QR Codes Today - Standing the Test of Time
Today, millions of people make use of QR codes for a variety of reasons. The codes themselves have developed as well, making them far more robust. They can be scanned and recognized from a security perspective even if there is an imperfection, such as a smudge or if part of the code is covered. Because of this, brands can insert their own logos into the QR code without compromising its functionality. This leads to increased brand awareness and aids in building trust among consumers.
In fact, businesses can do more than add their logo to a QR code - you can now change the colors and shapes, too, changing these codes from static boxes to dynamic codes. With the increased usage of these codes, many businesses are hopping on the bandwagon if they hadn't already. It provides you with a cost-effective and simple way to provide value to your customers. Free trials are available when you create a QR code, which expires upon the trial ending, though once you have bought the code, it will never expire, and the information linked to it can be updated as need be.
A Contact-Free Necessity
Okay, so we've mentioned that there is a multitude of ways a business can use a QR code - here are some prime examples:
- Advertising: Link a discount or digital marketing campaign to the code so that consumers can engage further with an advert and make their way to the next stage in the sales process.
- Connections: Let consumers log in to free wifi simply without a password by scanning a QR code.
- More information: You can provide links with more information on just about anything - for instance, restaurants can use it to share menus, and museums can share more about artists and exhibitions.
- Contacts: You can link to a subscription page, your social media accounts, or app for easy signups, follows, and downloads.
- E-payments: For quick checkouts and contactless payments, QR codes are handy. Many banks have this facility within their apps, which promotes convenience, instantaneity and encourages repeat purchases.
- Safe Entry: In countries such as Singapore, QR scanning is being used to instantly share personal details for entry or checking into buildings, shops, restaurants, and hotels.

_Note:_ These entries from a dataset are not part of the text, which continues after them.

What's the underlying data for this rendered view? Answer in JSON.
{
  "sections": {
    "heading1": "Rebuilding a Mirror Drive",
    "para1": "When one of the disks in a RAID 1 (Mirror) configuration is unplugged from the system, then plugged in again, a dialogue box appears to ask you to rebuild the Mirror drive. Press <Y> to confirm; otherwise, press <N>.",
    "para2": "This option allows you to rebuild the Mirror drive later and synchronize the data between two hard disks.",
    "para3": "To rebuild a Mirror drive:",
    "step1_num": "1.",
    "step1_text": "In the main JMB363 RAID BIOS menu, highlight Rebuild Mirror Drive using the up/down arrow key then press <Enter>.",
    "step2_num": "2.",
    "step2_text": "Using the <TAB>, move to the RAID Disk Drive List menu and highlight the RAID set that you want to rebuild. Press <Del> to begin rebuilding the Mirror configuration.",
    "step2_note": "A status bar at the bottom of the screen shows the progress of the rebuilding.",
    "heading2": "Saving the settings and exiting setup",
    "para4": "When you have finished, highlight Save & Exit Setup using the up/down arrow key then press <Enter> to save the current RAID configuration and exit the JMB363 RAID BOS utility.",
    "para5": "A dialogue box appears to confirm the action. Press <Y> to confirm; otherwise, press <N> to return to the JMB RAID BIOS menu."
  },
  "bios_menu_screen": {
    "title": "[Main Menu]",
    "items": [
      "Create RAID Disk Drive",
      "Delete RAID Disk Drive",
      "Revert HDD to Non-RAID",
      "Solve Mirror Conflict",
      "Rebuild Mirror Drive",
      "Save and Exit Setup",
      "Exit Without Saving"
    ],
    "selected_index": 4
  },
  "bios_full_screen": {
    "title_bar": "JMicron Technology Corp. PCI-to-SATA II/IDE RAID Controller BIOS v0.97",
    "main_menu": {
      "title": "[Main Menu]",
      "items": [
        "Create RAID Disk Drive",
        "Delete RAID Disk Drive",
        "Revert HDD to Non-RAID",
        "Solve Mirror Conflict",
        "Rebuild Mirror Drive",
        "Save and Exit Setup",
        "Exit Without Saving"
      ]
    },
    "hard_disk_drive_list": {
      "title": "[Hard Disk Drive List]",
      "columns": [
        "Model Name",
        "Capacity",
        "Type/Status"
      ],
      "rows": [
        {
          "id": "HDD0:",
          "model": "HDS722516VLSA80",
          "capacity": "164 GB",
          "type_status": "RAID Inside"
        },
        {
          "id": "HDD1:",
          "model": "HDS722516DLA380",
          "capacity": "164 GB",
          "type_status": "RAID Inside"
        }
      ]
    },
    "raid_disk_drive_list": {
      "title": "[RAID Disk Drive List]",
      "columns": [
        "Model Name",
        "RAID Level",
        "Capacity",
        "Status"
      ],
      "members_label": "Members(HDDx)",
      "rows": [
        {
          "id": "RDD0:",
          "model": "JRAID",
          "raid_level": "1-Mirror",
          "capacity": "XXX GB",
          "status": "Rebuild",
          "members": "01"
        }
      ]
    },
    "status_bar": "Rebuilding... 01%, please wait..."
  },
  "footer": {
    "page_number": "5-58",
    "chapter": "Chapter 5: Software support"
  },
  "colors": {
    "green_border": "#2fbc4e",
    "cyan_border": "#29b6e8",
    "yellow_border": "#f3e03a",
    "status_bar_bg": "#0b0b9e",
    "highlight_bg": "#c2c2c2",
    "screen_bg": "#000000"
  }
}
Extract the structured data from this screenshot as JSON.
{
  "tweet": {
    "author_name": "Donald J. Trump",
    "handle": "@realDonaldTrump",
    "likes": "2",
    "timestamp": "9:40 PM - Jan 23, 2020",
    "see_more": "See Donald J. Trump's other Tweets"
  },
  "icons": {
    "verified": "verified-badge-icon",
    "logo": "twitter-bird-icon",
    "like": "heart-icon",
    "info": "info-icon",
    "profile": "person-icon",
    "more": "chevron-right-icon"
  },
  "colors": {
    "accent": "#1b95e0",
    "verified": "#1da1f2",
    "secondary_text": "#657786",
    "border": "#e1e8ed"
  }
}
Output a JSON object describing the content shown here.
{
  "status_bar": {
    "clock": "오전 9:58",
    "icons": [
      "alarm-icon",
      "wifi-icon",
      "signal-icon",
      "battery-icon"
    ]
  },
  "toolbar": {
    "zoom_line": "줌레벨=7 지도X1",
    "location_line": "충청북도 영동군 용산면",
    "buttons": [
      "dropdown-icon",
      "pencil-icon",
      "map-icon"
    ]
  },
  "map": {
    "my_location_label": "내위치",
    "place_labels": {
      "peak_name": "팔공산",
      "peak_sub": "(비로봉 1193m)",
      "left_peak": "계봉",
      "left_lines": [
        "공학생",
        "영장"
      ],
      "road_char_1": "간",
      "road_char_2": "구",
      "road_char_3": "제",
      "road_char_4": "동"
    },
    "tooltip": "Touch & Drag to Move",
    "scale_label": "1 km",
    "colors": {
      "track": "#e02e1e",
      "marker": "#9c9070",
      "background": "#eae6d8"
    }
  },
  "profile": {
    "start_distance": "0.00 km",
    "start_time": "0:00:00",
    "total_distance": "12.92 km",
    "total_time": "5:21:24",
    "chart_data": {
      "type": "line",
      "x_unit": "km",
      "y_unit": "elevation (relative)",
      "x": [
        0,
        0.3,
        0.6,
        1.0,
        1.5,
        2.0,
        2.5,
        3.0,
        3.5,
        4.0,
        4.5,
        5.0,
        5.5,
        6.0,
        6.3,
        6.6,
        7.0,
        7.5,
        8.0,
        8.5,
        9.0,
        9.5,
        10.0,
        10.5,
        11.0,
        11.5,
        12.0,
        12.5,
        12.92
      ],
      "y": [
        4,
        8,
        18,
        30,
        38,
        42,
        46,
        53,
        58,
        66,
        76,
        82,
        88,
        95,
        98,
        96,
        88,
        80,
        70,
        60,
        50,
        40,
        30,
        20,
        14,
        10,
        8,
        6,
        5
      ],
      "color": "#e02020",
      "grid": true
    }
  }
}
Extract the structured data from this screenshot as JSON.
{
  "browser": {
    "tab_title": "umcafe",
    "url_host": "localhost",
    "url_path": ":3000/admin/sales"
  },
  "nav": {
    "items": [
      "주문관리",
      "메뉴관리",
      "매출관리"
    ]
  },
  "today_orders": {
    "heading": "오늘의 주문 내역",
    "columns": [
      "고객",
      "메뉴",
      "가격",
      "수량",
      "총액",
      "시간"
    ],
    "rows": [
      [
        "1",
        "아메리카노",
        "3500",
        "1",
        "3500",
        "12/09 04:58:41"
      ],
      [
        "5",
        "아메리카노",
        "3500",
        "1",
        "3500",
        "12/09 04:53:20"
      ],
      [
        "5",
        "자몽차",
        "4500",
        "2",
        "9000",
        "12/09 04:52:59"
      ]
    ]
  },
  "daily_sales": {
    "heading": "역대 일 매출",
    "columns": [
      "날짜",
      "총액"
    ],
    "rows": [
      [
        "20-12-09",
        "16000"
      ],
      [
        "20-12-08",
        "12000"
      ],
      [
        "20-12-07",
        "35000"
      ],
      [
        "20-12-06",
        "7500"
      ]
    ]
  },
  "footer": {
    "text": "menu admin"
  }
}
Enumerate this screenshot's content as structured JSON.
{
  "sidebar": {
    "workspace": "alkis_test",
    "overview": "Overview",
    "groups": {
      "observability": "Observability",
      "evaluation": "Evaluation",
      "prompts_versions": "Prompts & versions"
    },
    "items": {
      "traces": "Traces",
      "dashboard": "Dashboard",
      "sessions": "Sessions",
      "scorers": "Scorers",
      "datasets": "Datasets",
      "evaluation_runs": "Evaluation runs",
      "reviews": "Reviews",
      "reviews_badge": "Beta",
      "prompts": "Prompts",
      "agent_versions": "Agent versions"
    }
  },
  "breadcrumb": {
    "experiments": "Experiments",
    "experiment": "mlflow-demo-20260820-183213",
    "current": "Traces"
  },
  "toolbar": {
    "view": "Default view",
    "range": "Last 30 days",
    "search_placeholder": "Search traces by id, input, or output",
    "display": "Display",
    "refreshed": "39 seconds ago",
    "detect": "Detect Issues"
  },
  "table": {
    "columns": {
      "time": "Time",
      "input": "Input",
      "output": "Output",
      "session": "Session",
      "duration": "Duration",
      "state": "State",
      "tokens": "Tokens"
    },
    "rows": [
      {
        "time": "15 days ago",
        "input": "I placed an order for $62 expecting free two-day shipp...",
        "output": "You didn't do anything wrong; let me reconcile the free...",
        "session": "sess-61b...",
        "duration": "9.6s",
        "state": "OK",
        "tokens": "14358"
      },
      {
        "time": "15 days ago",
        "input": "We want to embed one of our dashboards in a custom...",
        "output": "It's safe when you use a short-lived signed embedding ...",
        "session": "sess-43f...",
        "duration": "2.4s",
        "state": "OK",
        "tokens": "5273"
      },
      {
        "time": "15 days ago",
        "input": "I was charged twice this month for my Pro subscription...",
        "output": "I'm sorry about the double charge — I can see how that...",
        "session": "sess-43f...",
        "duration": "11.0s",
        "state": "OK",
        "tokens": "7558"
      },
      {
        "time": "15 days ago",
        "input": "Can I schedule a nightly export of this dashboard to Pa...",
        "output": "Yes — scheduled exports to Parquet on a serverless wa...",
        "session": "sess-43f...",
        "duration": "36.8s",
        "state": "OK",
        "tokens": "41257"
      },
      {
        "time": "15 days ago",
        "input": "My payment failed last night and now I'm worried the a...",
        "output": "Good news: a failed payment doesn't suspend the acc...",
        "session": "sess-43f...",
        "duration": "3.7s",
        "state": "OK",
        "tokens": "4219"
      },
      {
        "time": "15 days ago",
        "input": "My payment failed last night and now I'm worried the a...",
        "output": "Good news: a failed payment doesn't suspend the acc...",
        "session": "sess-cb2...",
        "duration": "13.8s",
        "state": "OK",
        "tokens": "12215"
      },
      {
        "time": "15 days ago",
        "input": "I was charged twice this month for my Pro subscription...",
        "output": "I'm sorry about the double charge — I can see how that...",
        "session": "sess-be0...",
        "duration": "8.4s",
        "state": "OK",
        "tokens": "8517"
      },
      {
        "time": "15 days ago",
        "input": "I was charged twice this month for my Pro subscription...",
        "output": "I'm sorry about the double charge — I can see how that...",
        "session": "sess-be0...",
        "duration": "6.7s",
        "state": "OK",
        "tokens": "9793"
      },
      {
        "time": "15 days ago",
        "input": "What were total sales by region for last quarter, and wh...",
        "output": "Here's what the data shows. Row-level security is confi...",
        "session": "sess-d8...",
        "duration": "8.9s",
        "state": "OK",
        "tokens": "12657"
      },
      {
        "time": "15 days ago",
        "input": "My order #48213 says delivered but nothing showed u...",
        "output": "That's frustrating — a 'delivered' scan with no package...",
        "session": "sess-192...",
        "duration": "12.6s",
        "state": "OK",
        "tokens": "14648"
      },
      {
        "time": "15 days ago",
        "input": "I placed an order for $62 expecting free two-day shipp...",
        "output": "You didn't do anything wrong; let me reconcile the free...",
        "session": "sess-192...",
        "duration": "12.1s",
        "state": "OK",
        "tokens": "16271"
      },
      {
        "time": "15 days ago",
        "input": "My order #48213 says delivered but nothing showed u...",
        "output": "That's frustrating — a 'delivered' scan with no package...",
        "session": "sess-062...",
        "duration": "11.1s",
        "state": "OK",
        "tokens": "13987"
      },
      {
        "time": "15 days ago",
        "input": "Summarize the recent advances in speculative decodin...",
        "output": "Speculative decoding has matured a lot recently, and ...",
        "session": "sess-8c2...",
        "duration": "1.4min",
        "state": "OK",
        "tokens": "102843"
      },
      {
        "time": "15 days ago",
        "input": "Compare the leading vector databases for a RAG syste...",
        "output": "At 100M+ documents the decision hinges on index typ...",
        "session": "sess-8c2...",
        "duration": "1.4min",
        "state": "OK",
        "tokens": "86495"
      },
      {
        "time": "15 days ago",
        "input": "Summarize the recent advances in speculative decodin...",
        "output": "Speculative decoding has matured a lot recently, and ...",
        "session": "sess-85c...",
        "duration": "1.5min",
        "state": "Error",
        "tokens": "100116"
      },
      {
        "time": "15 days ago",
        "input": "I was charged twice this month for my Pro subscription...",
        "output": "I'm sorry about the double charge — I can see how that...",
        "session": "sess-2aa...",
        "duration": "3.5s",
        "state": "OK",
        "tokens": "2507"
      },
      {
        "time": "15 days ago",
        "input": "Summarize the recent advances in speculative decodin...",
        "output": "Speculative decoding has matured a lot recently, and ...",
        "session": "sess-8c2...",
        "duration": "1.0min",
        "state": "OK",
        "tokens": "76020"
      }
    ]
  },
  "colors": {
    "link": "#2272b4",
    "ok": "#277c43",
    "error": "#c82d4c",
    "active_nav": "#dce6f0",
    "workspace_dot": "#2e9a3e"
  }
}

QR codes also make it easy for contactless deliveries and pickups to occur.
- Healthcare: Some hospitals have included QR codes onto patient wristbands which contain all of the pertinent details related to medication, allergies, and checkouts.
- Helpful links: Share locations, lead forms, contact numbers, and email addresses with your customers via a QR code. It can also encourage easy reviews to be sent and provide the consumer with a calendar reminder.
- Experiential shopping: QR codes can open the door to a world of augmented reality. You can let your customer scan the code to try out a product or to experiment with customizations.
- Traditional marketing: Boost your traditional marketing by adding a QR code. This way, you can draw data on the kind of engagements received, whether it's on a billboard or included on screen.
The Evolution of the QR Code
QR codes had grown exponentially since their invention 20 years ago. With more and more businesses using these to provide helpful information to their customers, your business should consider ways it can add value to its offering as well. They are certainly not a fad and continue to be adopted by many industries, providing the benefit of contactless delivery in a world where that is not only desired but in many cases required as well.